La serie creata da Matt Groening celebra l’evento nel modo che l’ha resa un’icona globale: satira, cultura pop e una sfilata di ospiti d’eccezione. L’episodio conferma ancora una volta la capacità dello show di reinventarsi e di dialogare con lo spirito del tempo.

L’episodio 800 tra satira e ospiti speciali
In Irrational Treasure, la famiglia Simpson partecipa a una gara canina con il loro amato Piccolo Aiutante di Babbo Natale. Da un semplice show per cani, la vicenda si trasforma rapidamente in un’avventura che richiama lo stile di National Treasure, tra misteri e colpi di scena.
L’episodio vede la partecipazione di Quinta Brunson, creatrice e protagonista di Abbott Elementary, e di Ahmir “Questlove” Thompson, batterista dei The Roots. Le guest star contribuiscono a dare ritmo e ironia a una puntata che gioca con i codici dell’avventura e della satira sociale.

“Homer? A Cracker Bro?”
Il secondo episodio della serata, Homer?

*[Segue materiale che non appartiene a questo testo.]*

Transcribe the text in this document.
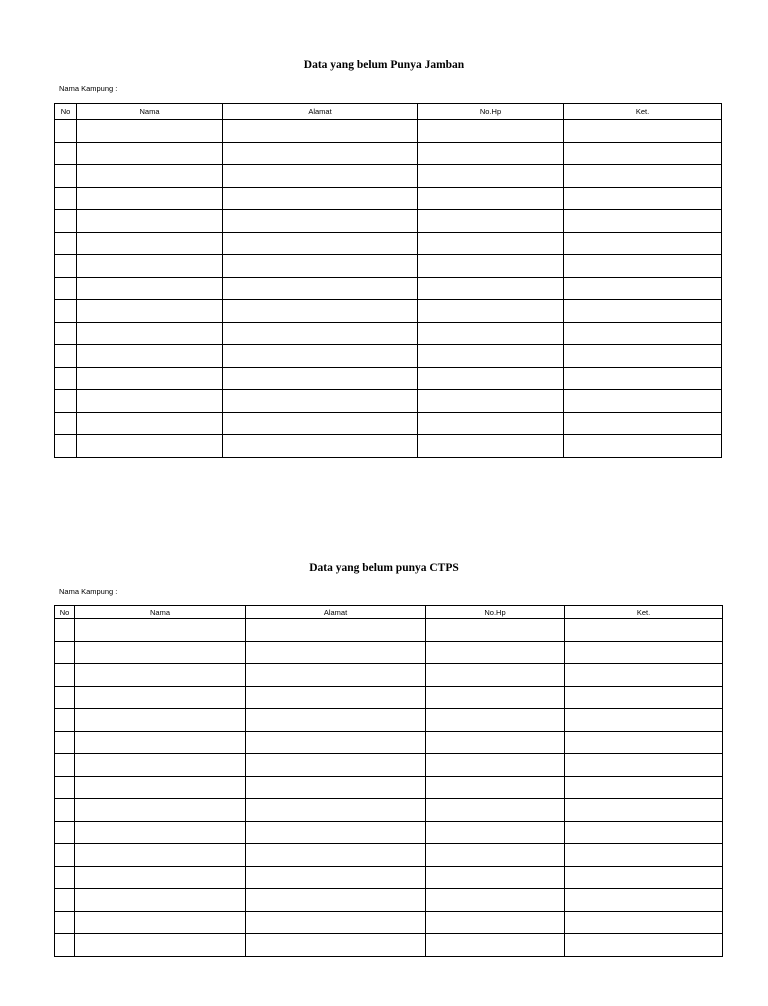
Data yang belum Punya Jamban
Nama Kampung :
No	Nama	Alamat	No.Hp	Ket.

Data yang belum punya CTPS
Nama Kampung :
No	Nama	Alamat	No.Hp	Ket.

A Cracker Bro?, racconta l’improbabile successo imprenditoriale di Homer Simpson e Kirk Van Houten, che lanciano sul mercato un cracker chiamato “crumbles”, destinato a diventare un fenomeno nazionale. Ma la storia prende una piega più cupa quando Kirk affronta un episodio maniacale che lo porta a sprofondare nella depressione.
Una delle scene più memorabili mostra Kirk aggirarsi per casa mentre mangia un pollo allo spiedo intero nel tentativo di alleviare il proprio malessere. È in questo momento che compare la versione animata di Michael Stipe, cofondatore e storico frontman dei R.E.M., che interpreta una parodia del celebre brano Everybody Hurts. Il testo, riscritto in chiave ironica, incarna perfettamente l’umorismo tagliente che ha reso iconica la serie.
Stipe aveva già partecipato a un episodio nel 2001 e ha commentato con entusiasmo il suo ritorno: «Sono stato davvero lusingato di essere invitato di nuovo nell’universo dei Simpson, soprattutto con questo messaggio di grande speranza».